Touch therapies used as part of a pain management programme. There is a pulsed electromagnetic therapy pad (also used for pain management) under the blanket

Touch therapies used as part of a pain management programme. There is a pulsed electromagnetic therapy pad (also used for pain management) under the blanket

My pain-relief programmes are ideal in many situations including post-surgical care, after trauma or injury, long-term discomfort in older animals or in those with chronic illness.  

Is my animal in pain?

Dogs and cats tend not to complain about pain in quite the same way as a person. If experiencing longer-term discomfort, these animals are unlikely to cry or moan but may show one or more of the following signs:

  • Lameness
  • Moving “stiffly”, sometimes with difficulty turning
  • Slow and hesitant on getting up or lying down
  • Self-grooming less often than before, or less effectively (cats)
  • Reduced appetite (though some painful animals will still eat)
  • Constantly licking one part of the body (this tends to suggest either discomfort or an underlying skin irritation)
  • Twitching, backing away or otherwise seeming uncomfortable when stroked or touched
  • Resting in a different position, e.g. no longer able to curl up to sleep

If you notice any of the above, then do discuss with your own vet who can make an initial assessment and help to decide whether analgesics (pain-relief medications) and/or further tests are required.

Many cases benefit from rehabilitation techniques in addition to medication, especially if pain is severe or has become chronic.
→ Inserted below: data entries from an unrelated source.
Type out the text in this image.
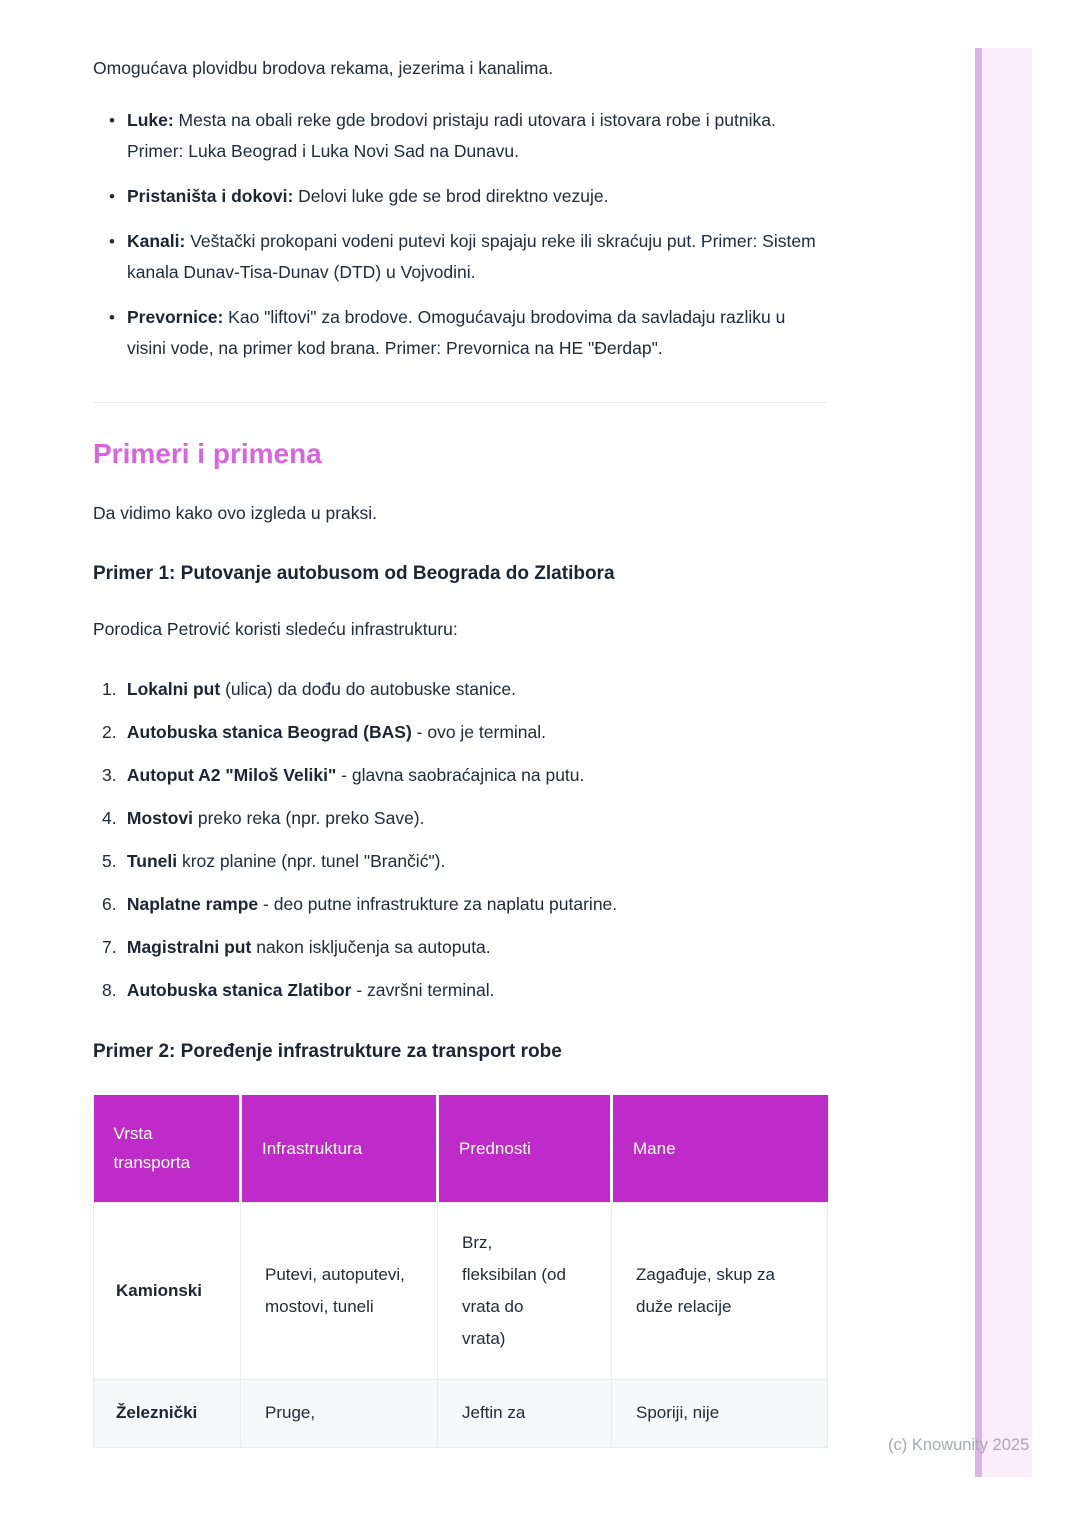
Omogućava plovidbu brodova rekama, jezerima i kanalima.

• Luke: Mesta na obali reke gde brodovi pristaju radi utovara i istovara robe i putnika. Primer: Luka Beograd i Luka Novi Sad na Dunavu.
• Pristaništa i dokovi: Delovi luke gde se brod direktno vezuje.
• Kanali: Veštački prokopani vodeni putevi koji spajaju reke ili skraćuju put. Primer: Sistem kanala Dunav-Tisa-Dunav (DTD) u Vojvodini.
• Prevornice: Kao "liftovi" za brodove. Omogućavaju brodovima da savladaju razliku u visini vode, na primer kod brana. Primer: Prevornica na HE "Đerdap".
Primeri i primena

Da vidimo kako ovo izgleda u praksi.

Primer 1: Putovanje autobusom od Beograda do Zlatibora

Porodica Petrović koristi sledeću infrastrukturu:

1. Lokalni put (ulica) da dođu do autobuske stanice.
2. Autobuska stanica Beograd (BAS) - ovo je terminal.
3. Autoput A2 "Miloš Veliki" - glavna saobraćajnica na putu.
4. Mostovi preko reka (npr. preko Save).
5. Tuneli kroz planine (npr. tunel "Brančić").
6. Naplatne rampe - deo putne infrastrukture za naplatu putarine.
7. Magistralni put nakon isključenja sa autoputa.
8. Autobuska stanica Zlatibor - završni terminal.
Primer 2: Poređenje infrastrukture za transport robe
Vrsta transporta	Infrastruktura	Prednosti	Mane
Kamionski	Putevi, autoputevi, mostovi, tuneli	Brz, fleksibilan (od vrata do vrata)	Zagađuje, skup za duže relacije
Železnički	Pruge,	Jeftin za	Sporiji, nije
(c) Knowunity 2025
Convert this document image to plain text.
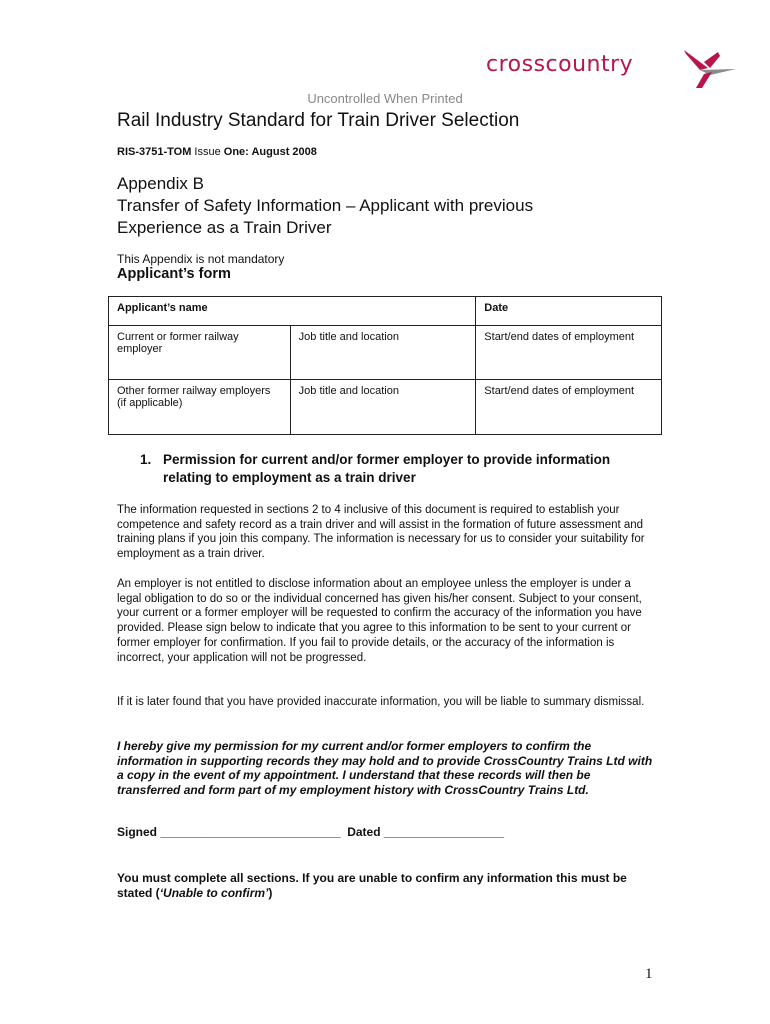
crosscountry
Uncontrolled When Printed
Rail Industry Standard for Train Driver Selection
RIS-3751-TOM Issue One: August 2008
Appendix B
Transfer of Safety Information – Applicant with previous
Experience as a Train Driver
This Appendix is not mandatory
Applicant’s form
Applicant’s name		Date
Current or former railway employer	Job title and location	Start/end dates of employment
Other former railway employers (if applicable)	Job title and location	Start/end dates of employment
1. Permission for current and/or former employer to provide information relating to employment as a train driver
The information requested in sections 2 to 4 inclusive of this document is required to establish your competence and safety record as a train driver and will assist in the formation of future assessment and training plans if you join this company. The information is necessary for us to consider your suitability for employment as a train driver.
An employer is not entitled to disclose information about an employee unless the employer is under a legal obligation to do so or the individual concerned has given his/her consent. Subject to your consent, your current or a former employer will be requested to confirm the accuracy of the information you have provided. Please sign below to indicate that you agree to this information to be sent to your current or former employer for confirmation. If you fail to provide details, or the accuracy of the information is incorrect, your application will not be progressed.
If it is later found that you have provided inaccurate information, you will be liable to summary dismissal.
I hereby give my permission for my current and/or former employers to confirm the information in supporting records they may hold and to provide CrossCountry Trains Ltd with a copy in the event of my appointment. I understand that these records will then be transferred and form part of my employment history with CrossCountry Trains Ltd.
Signed ___________________________  Dated __________________
You must complete all sections. If you are unable to confirm any information this must be stated (‘Unable to confirm’)
1
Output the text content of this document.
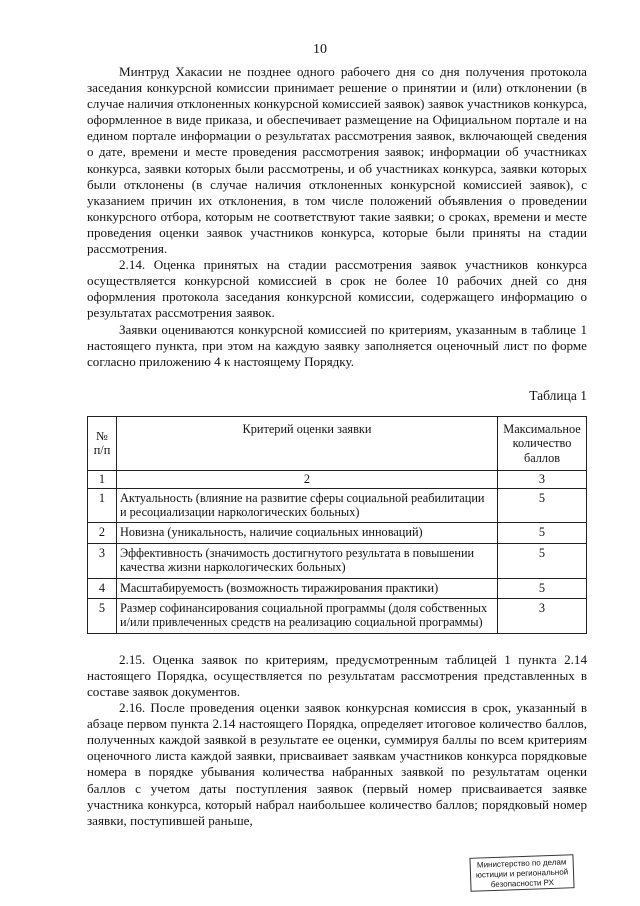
10

Минтруд Хакасии не позднее одного рабочего дня со дня получения протокола заседания конкурсной комиссии принимает решение о принятии и (или) отклонении (в случае наличия отклоненных конкурсной комиссией заявок) заявок участников конкурса, оформленное в виде приказа, и обеспечивает размещение на Официальном портале и на едином портале информации о результатах рассмотрения заявок, включающей сведения о дате, времени и месте проведения рассмотрения заявок; информации об участниках конкурса, заявки которых были рассмотрены, и об участниках конкурса, заявки которых были отклонены (в случае наличия отклоненных конкурсной комиссией заявок), с указанием причин их отклонения, в том числе положений объявления о проведении конкурсного отбора, которым не соответствуют такие заявки; о сроках, времени и месте проведения оценки заявок участников конкурса, которые были приняты на стадии рассмотрения.

2.14. Оценка принятых на стадии рассмотрения заявок участников конкурса осуществляется конкурсной комиссией в срок не более 10 рабочих дней со дня оформления протокола заседания конкурсной комиссии, содержащего информацию о результатах рассмотрения заявок.

Заявки оцениваются конкурсной комиссией по критериям, указанным в таблице 1 настоящего пункта, при этом на каждую заявку заполняется оценочный лист по форме согласно приложению 4 к настоящему Порядку.

Таблица 1
№ п/п	Критерий оценки заявки	Максимальное количество баллов
1	2	3
1	Актуальность (влияние на развитие сферы социальной реабилитации и ресоциализации наркологических больных)	5
2	Новизна (уникальность, наличие социальных инноваций)	5
3	Эффективность (значимость достигнутого результата в повышении качества жизни наркологических больных)	5
4	Масштабируемость (возможность тиражирования практики)	5
5	Размер софинансирования социальной программы (доля собственных и/или привлеченных средств на реализацию социальной программы)	3

2.15. Оценка заявок по критериям, предусмотренным таблицей 1 пункта 2.14 настоящего Порядка, осуществляется по результатам рассмотрения представленных в составе заявок документов.

2.16. После проведения оценки заявок конкурсная комиссия в срок, указанный в абзаце первом пункта 2.14 настоящего Порядка, определяет итоговое количество баллов, полученных каждой заявкой в результате ее оценки, суммируя баллы по всем критериям оценочного листа каждой заявки, присваивает заявкам участников конкурса порядковые номера в порядке убывания количества набранных заявкой по результатам оценки баллов с учетом даты поступления заявок (первый номер присваивается заявке участника конкурса, который набрал наибольшее количество баллов; порядковый номер заявки, поступившей раньше,

Министерство по делам
юстиции и региональной
безопасности РХ
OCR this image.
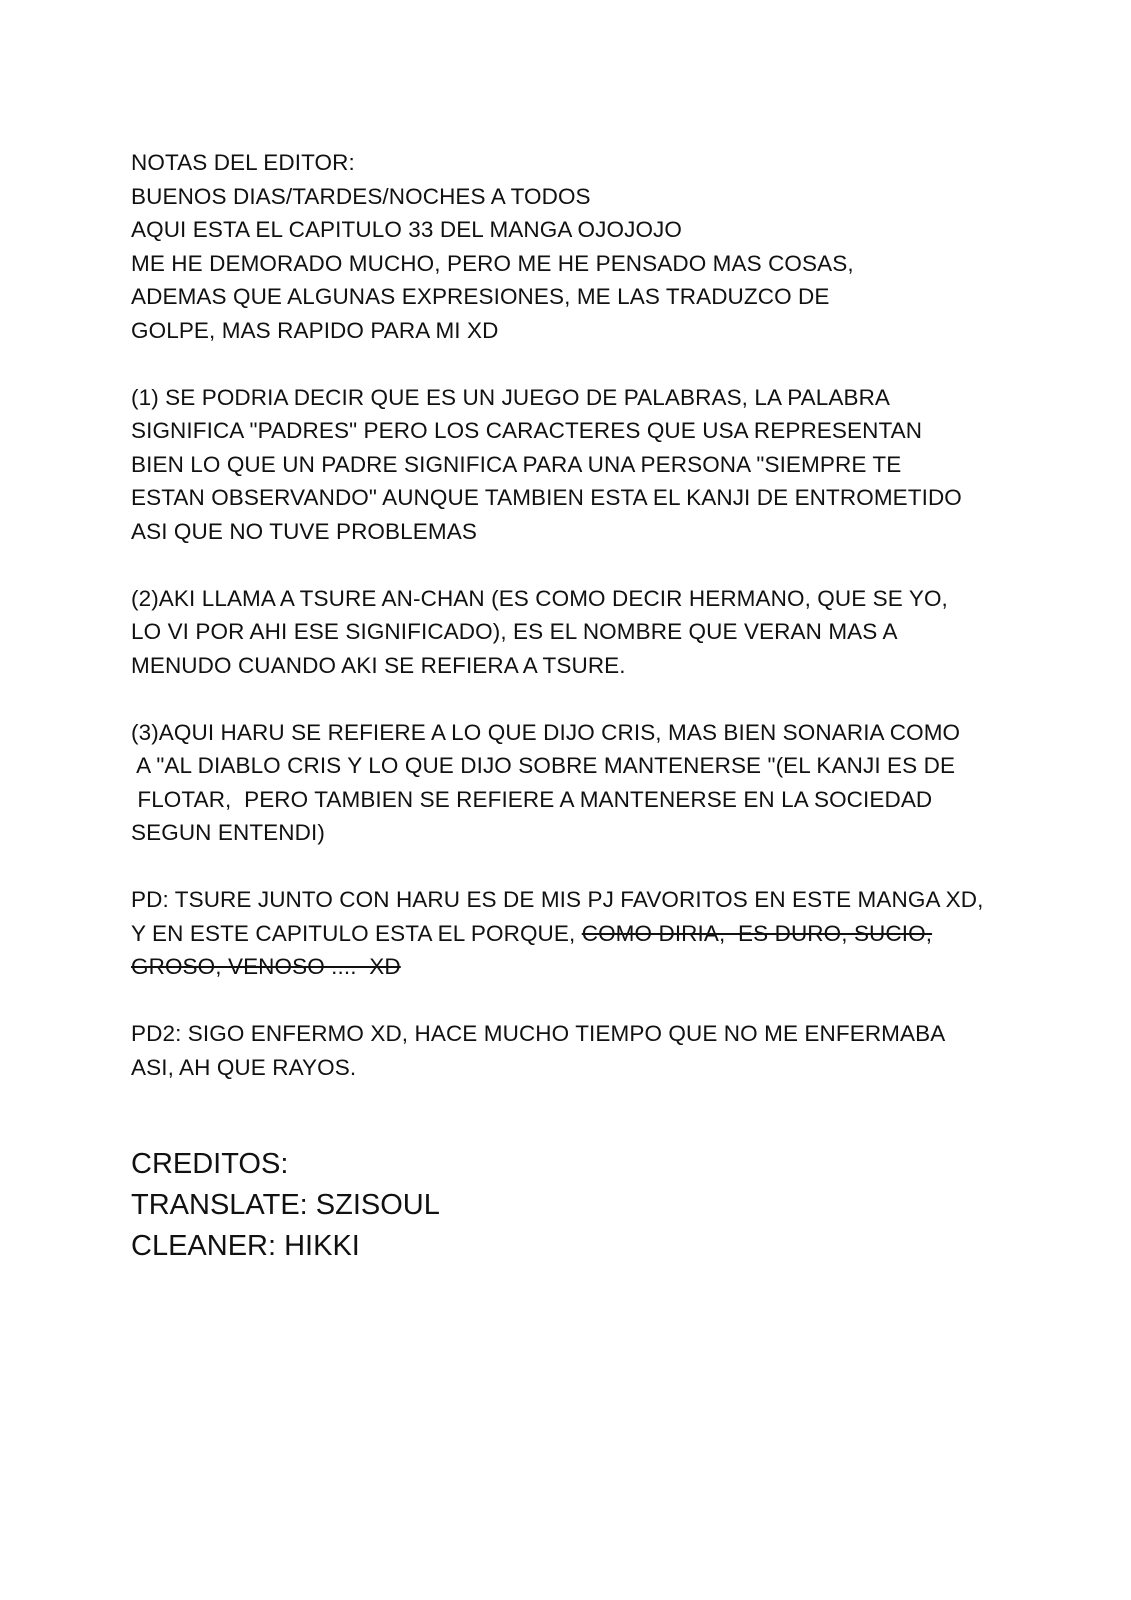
NOTAS DEL EDITOR:
BUENOS DIAS/TARDES/NOCHES A TODOS
AQUI ESTA EL CAPITULO 33 DEL MANGA OJOJOJO
ME HE DEMORADO MUCHO, PERO ME HE PENSADO MAS COSAS,
ADEMAS QUE ALGUNAS EXPRESIONES, ME LAS TRADUZCO DE
GOLPE, MAS RAPIDO PARA MI XD
(1) SE PODRIA DECIR QUE ES UN JUEGO DE PALABRAS, LA PALABRA
SIGNIFICA "PADRES" PERO LOS CARACTERES QUE USA REPRESENTAN
BIEN LO QUE UN PADRE SIGNIFICA PARA UNA PERSONA "SIEMPRE TE
ESTAN OBSERVANDO" AUNQUE TAMBIEN ESTA EL KANJI DE ENTROMETIDO
ASI QUE NO TUVE PROBLEMAS
(2)AKI LLAMA A TSURE AN-CHAN (ES COMO DECIR HERMANO, QUE SE YO,
LO VI POR AHI ESE SIGNIFICADO), ES EL NOMBRE QUE VERAN MAS A
MENUDO CUANDO AKI SE REFIERA A TSURE.
(3)AQUI HARU SE REFIERE A LO QUE DIJO CRIS, MAS BIEN SONARIA COMO
A "AL DIABLO CRIS Y LO QUE DIJO SOBRE MANTENERSE "(EL KANJI ES DE
FLOTAR,  PERO TAMBIEN SE REFIERE A MANTENERSE EN LA SOCIEDAD
SEGUN ENTENDI)
PD: TSURE JUNTO CON HARU ES DE MIS PJ FAVORITOS EN ESTE MANGA XD,
Y EN ESTE CAPITULO ESTA EL PORQUE, COMO DIRIA,  ES DURO, SUCIO,
GROSO, VENOSO ....  XD
PD2: SIGO ENFERMO XD, HACE MUCHO TIEMPO QUE NO ME ENFERMABA
ASI, AH QUE RAYOS.
CREDITOS:
TRANSLATE: SZISOUL
CLEANER: HIKKI
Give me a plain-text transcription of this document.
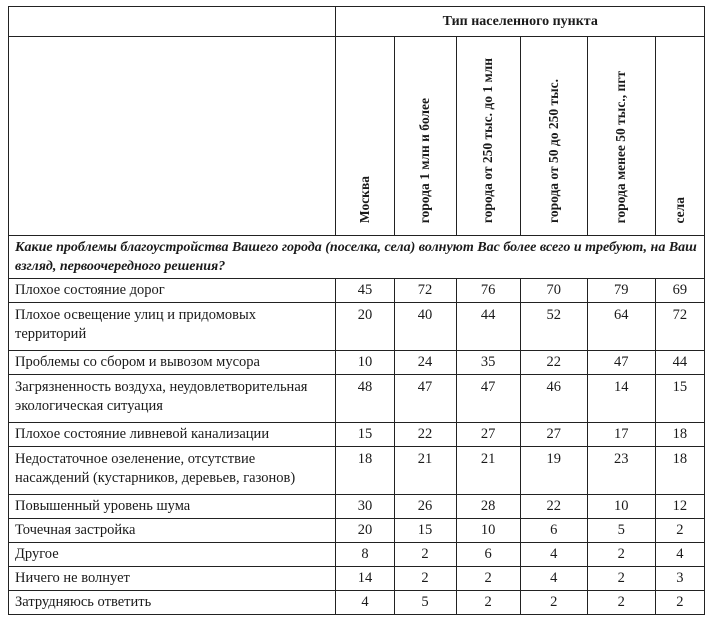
	Тип населенного пункта					
	Москва	города 1 млн и более	города от 250 тыс. до 1 млн	города от 50 до 250 тыс.	города менее 50 тыс., пгт	села
Какие проблемы благоустройства Вашего города (поселка, села) волнуют Вас более всего и требуют, на Ваш взгляд, первоочередного решения?						
Плохое состояние дорог	45	72	76	70	79	69
Плохое освещение улиц и придомовых территорий	20	40	44	52	64	72
Проблемы со сбором и вывозом мусора	10	24	35	22	47	44
Загрязненность воздуха, неудовлетворительная экологическая ситуация	48	47	47	46	14	15
Плохое состояние ливневой канализации	15	22	27	27	17	18
Недостаточное озеленение, отсутствие насаждений (кустарников, деревьев, газонов)	18	21	21	19	23	18
Повышенный уровень шума	30	26	28	22	10	12
Точечная застройка	20	15	10	6	5	2
Другое	8	2	6	4	2	4
Ничего не волнует	14	2	2	4	2	3
Затрудняюсь ответить	4	5	2	2	2	2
I provide a range of very safe pain-relief techniques that can be used in addition to or, if necessary, instead of, medication:

  • Gentle manual therapies including soft tissue mobilization
  • Pulsed electromagnetic energy (PEME) therapy
  • Low level LASER therapy
  • Transcutaneous electrical nerve stimulation (TENS)
  • Heat and cold therapies

I also provide:

  • Movement therapies that “teach” animals to move in a more efficient way, thus improving mobility in painful animals.
  • Therapeutic handling and touch techniques, including Tellington touch. These can help animals to “feel better” in association with medical and pain management.

If appropriate, I adjust the dosage of pain-relief medication during therapy, add in extra medication if required, and help to arrange further investigation (e.g. x-rays) if this becomes necessary.